No need to disturb plants to find things to do though; inanimate objects can be remarkably animate sometimes, especially when there is a strong wind in almost the opposite direction to the prevailing wind (South East here). There was a temporary construction, a prototype, held together with garden string, and the string broke. Re-erecting it, no damage done but a broken piece of string, I tied off each end, not just the centre, with thin rope.
As I looked at the bowline that I had tied I remembered the sailor who said “A loop and three half hitches will hold The Queen Mary if the rope is strong enough”, whilst watching me put a couple of extra turns on, to be sure to be sure.

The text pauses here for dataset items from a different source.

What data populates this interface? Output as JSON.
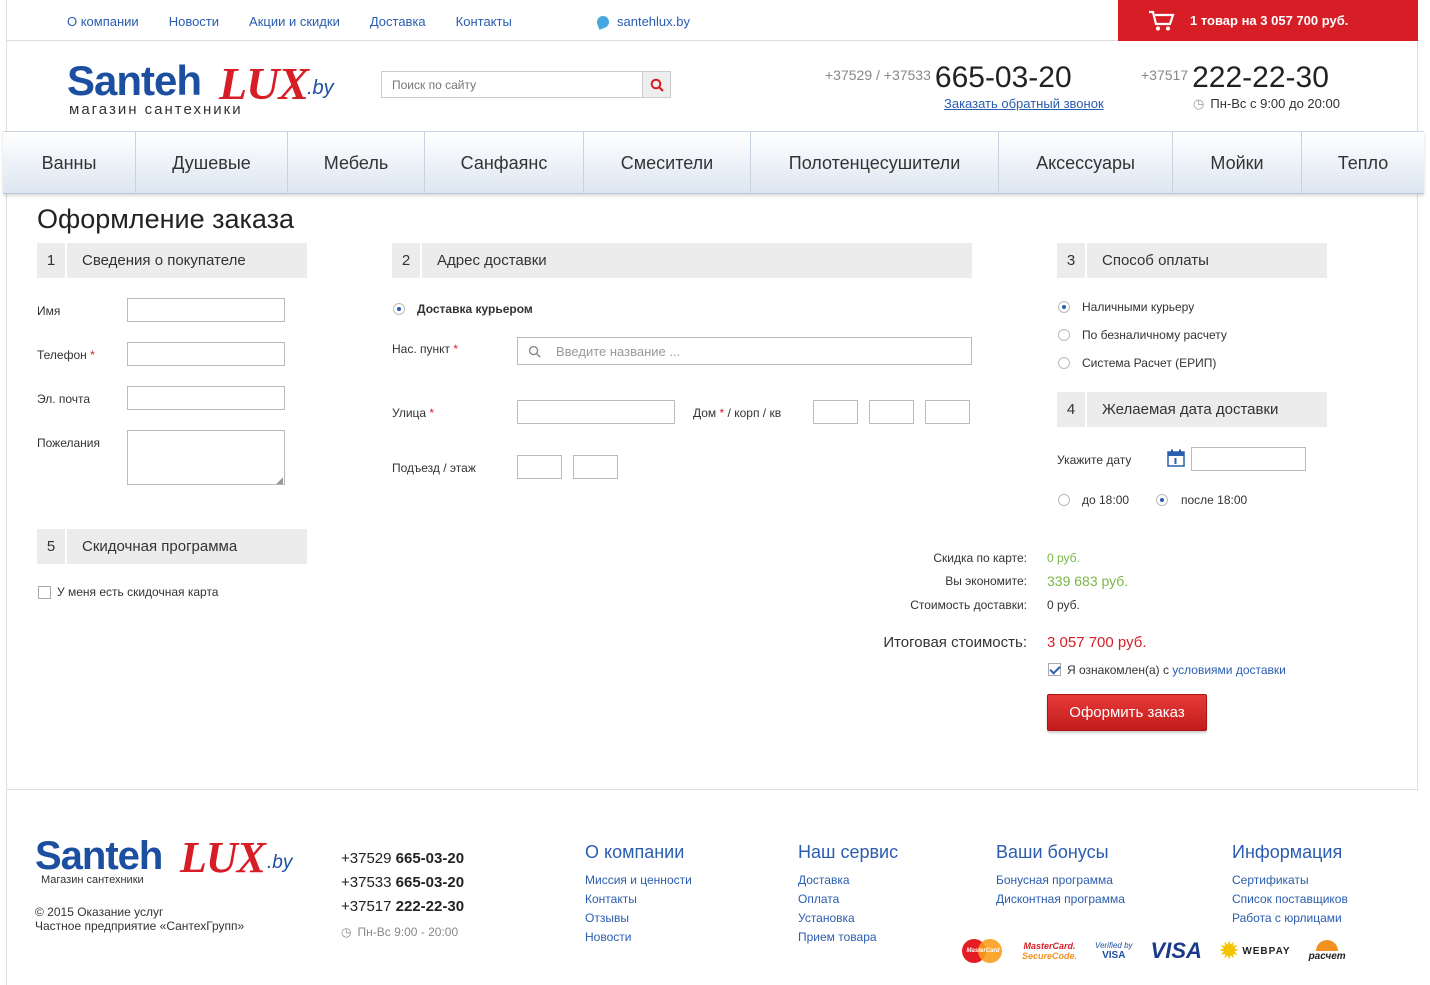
{
  "topnav": [
    "О компании",
    "Новости",
    "Акции и скидки",
    "Доставка",
    "Контакты"
  ],
  "skype": "santehlux.by",
  "cart": "1 товар на 3 057 700 руб.",
  "logo": {
    "w1": "Santeh",
    "w2": "LUX",
    "w3": ".by",
    "sub": "магазин сантехники"
  },
  "search": {
    "placeholder": "Поиск по сайту"
  },
  "phone1": {
    "prefix": "+37529 / +37533",
    "number": "665-03-20"
  },
  "callback": "Заказать обратный звонок",
  "phone2": {
    "prefix": "+37517",
    "number": "222-22-30"
  },
  "hours": "Пн-Вс с 9:00 до 20:00",
  "menu": [
    "Ванны",
    "Душевые",
    "Мебель",
    "Санфаянс",
    "Смесители",
    "Полотенцесушители",
    "Аксессуары",
    "Мойки",
    "Тепло"
  ],
  "title": "Оформление заказа",
  "sections": {
    "s1": {
      "num": "1",
      "title": "Сведения о покупателе"
    },
    "s2": {
      "num": "2",
      "title": "Адрес доставки"
    },
    "s3": {
      "num": "3",
      "title": "Способ оплаты"
    },
    "s4": {
      "num": "4",
      "title": "Желаемая дата доставки"
    },
    "s5": {
      "num": "5",
      "title": "Скидочная программа"
    }
  },
  "buyer": {
    "name": "Имя",
    "phone": "Телефон",
    "email": "Эл. почта",
    "wishes": "Пожелания"
  },
  "req": "*",
  "delivery": {
    "courier": "Доставка курьером",
    "city": "Нас. пункт",
    "city_placeholder": "Введите название ...",
    "street": "Улица",
    "house": "Дом",
    "house_rest": "/ корп / кв",
    "entrance": "Подъезд / этаж"
  },
  "payment": [
    "Наличными курьеру",
    "По безналичному расчету",
    "Система Расчет (ЕРИП)"
  ],
  "date": {
    "label": "Укажите дату",
    "before": "до 18:00",
    "after": "после 18:00"
  },
  "discount": {
    "card": "У меня есть скидочная карта"
  },
  "summary": {
    "card_label": "Скидка по карте:",
    "card_value": "0 руб.",
    "save_label": "Вы экономите:",
    "save_value": "339 683 руб.",
    "ship_label": "Стоимость доставки:",
    "ship_value": "0 руб.",
    "total_label": "Итоговая стоимость:",
    "total_value": "3 057 700 руб.",
    "agree": "Я ознакомлен(а) с",
    "agree_link": "условиями доставки"
  },
  "order_button": "Оформить заказ",
  "footer": {
    "logo_sub": "Магазин сантехники",
    "copy1": "© 2015 Оказание услуг",
    "copy2": "Частное предприятие «СантехГрупп»",
    "phones": [
      {
        "prefix": "+37529",
        "number": "665-03-20"
      },
      {
        "prefix": "+37533",
        "number": "665-03-20"
      },
      {
        "prefix": "+37517",
        "number": "222-22-30"
      }
    ],
    "hours": "Пн-Вс 9:00 - 20:00",
    "cols": [
      {
        "title": "О компании",
        "links": [
          "Миссия и ценности",
          "Контакты",
          "Отзывы",
          "Новости"
        ]
      },
      {
        "title": "Наш сервис",
        "links": [
          "Доставка",
          "Оплата",
          "Установка",
          "Прием товара"
        ]
      },
      {
        "title": "Ваши бонусы",
        "links": [
          "Бонусная программа",
          "Дисконтная программа"
        ]
      },
      {
        "title": "Информация",
        "links": [
          "Сертификаты",
          "Список поставщиков",
          "Работа с юрлицами"
        ]
      }
    ],
    "pay": {
      "mc": "MasterCard",
      "mcsc1": "MasterCard.",
      "mcsc2": "SecureCode.",
      "vbv1": "Verified by",
      "vbv2": "VISA",
      "visa": "VISA",
      "webpay": "WEBPAY",
      "raschet": "расчет"
    }
  },
  "colors": {
    "brand_red": "#d71e27",
    "brand_blue": "#1d4fa0",
    "link": "#2a5db0",
    "green": "#7ab648"
  }
}
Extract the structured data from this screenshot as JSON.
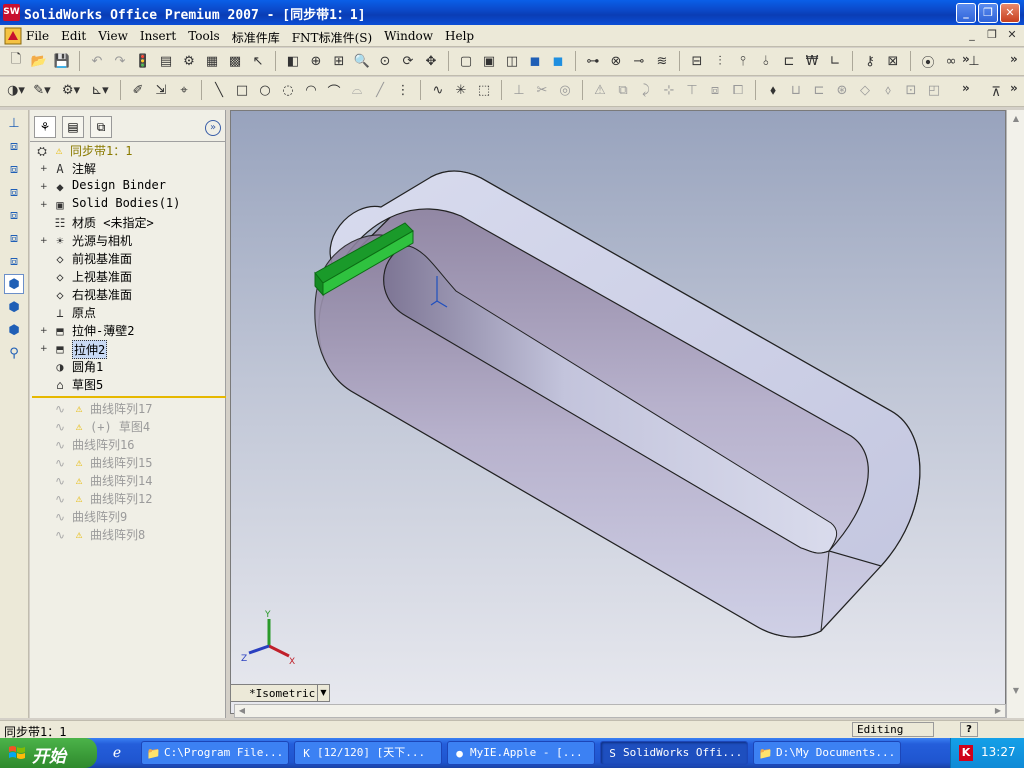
{
  "window": {
    "title": "SolidWorks Office Premium 2007 - [同步带1：1]",
    "logo": "SW",
    "minimize": "_",
    "restore": "❐",
    "close": "✕"
  },
  "menu": {
    "items": [
      "File",
      "Edit",
      "View",
      "Insert",
      "Tools",
      "标准件库",
      "FNT标准件(S)",
      "Window",
      "Help"
    ],
    "mdi_minimize": "_",
    "mdi_restore": "❐",
    "mdi_close": "✕"
  },
  "toolbar_chevron": "»",
  "feature_manager": {
    "collapse_glyph": "»",
    "root": "同步带1：1",
    "items": [
      {
        "label": "注解",
        "icon": "annotation-icon",
        "expand": "+"
      },
      {
        "label": "Design Binder",
        "icon": "design-binder-icon",
        "expand": "+"
      },
      {
        "label": "Solid Bodies(1)",
        "icon": "solid-bodies-icon",
        "expand": "+"
      },
      {
        "label": "材质 <未指定>",
        "icon": "material-icon",
        "expand": ""
      },
      {
        "label": "光源与相机",
        "icon": "lights-camera-icon",
        "expand": "+"
      },
      {
        "label": "前视基准面",
        "icon": "plane-icon",
        "expand": ""
      },
      {
        "label": "上视基准面",
        "icon": "plane-icon",
        "expand": ""
      },
      {
        "label": "右视基准面",
        "icon": "plane-icon",
        "expand": ""
      },
      {
        "label": "原点",
        "icon": "origin-icon",
        "expand": ""
      },
      {
        "label": "拉伸-薄壁2",
        "icon": "extrude-icon",
        "expand": "+"
      },
      {
        "label": "拉伸2",
        "icon": "extrude-icon",
        "expand": "+"
      },
      {
        "label": "圆角1",
        "icon": "fillet-icon",
        "expand": ""
      },
      {
        "label": "草图5",
        "icon": "sketch-icon",
        "expand": ""
      }
    ],
    "suppressed": [
      {
        "label": "曲线阵列17",
        "warn": true
      },
      {
        "label": "(+) 草图4",
        "warn": true
      },
      {
        "label": "曲线阵列16",
        "warn": false
      },
      {
        "label": "曲线阵列15",
        "warn": true
      },
      {
        "label": "曲线阵列14",
        "warn": true
      },
      {
        "label": "曲线阵列12",
        "warn": true
      },
      {
        "label": "曲线阵列9",
        "warn": false
      },
      {
        "label": "曲线阵列8",
        "warn": true
      }
    ]
  },
  "viewport": {
    "view_name": "*Isometric",
    "triad": {
      "x": "X",
      "y": "Y",
      "z": "Z"
    }
  },
  "status": {
    "left": "同步带1：1",
    "mode": "Editing Part",
    "help": "?"
  },
  "taskbar": {
    "start": "开始",
    "tasks": [
      {
        "label": "C:\\Program File...",
        "icon": "folder-icon"
      },
      {
        "label": "[12/120] [天下...",
        "icon": "app-icon"
      },
      {
        "label": "MyIE.Apple - [...",
        "icon": "browser-icon"
      },
      {
        "label": "SolidWorks Offi...",
        "icon": "solidworks-icon"
      },
      {
        "label": "D:\\My Documents...",
        "icon": "folder-icon"
      }
    ],
    "clock": "13:27",
    "tray_icon": "K"
  }
}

It is instructive in many ways; use the right materials in sufficiency for the desired result; the simple may control the immense; don’t waste time and effort creating a tangle to undo. It has stayed with me for over fifty years. The sailor who said it would be about a century old by now. He served as an apprenticeship as a 16 year old on a brigantine bringing coal from Germany and had sailed “Everything from a three masted schooner to a square rigged, double ended, catamaran” as he once told me, but that is another story.
One of the advantages of leaving things be; the rudbeckia died back and dried out after flowering, and earlier a charm of gold finches was hunting through the seed heads. Think, if I had tidied everything up in Autumn; the finches might have starved, the plants might have died from frosted roots, and I couldn’t have used that collective noun.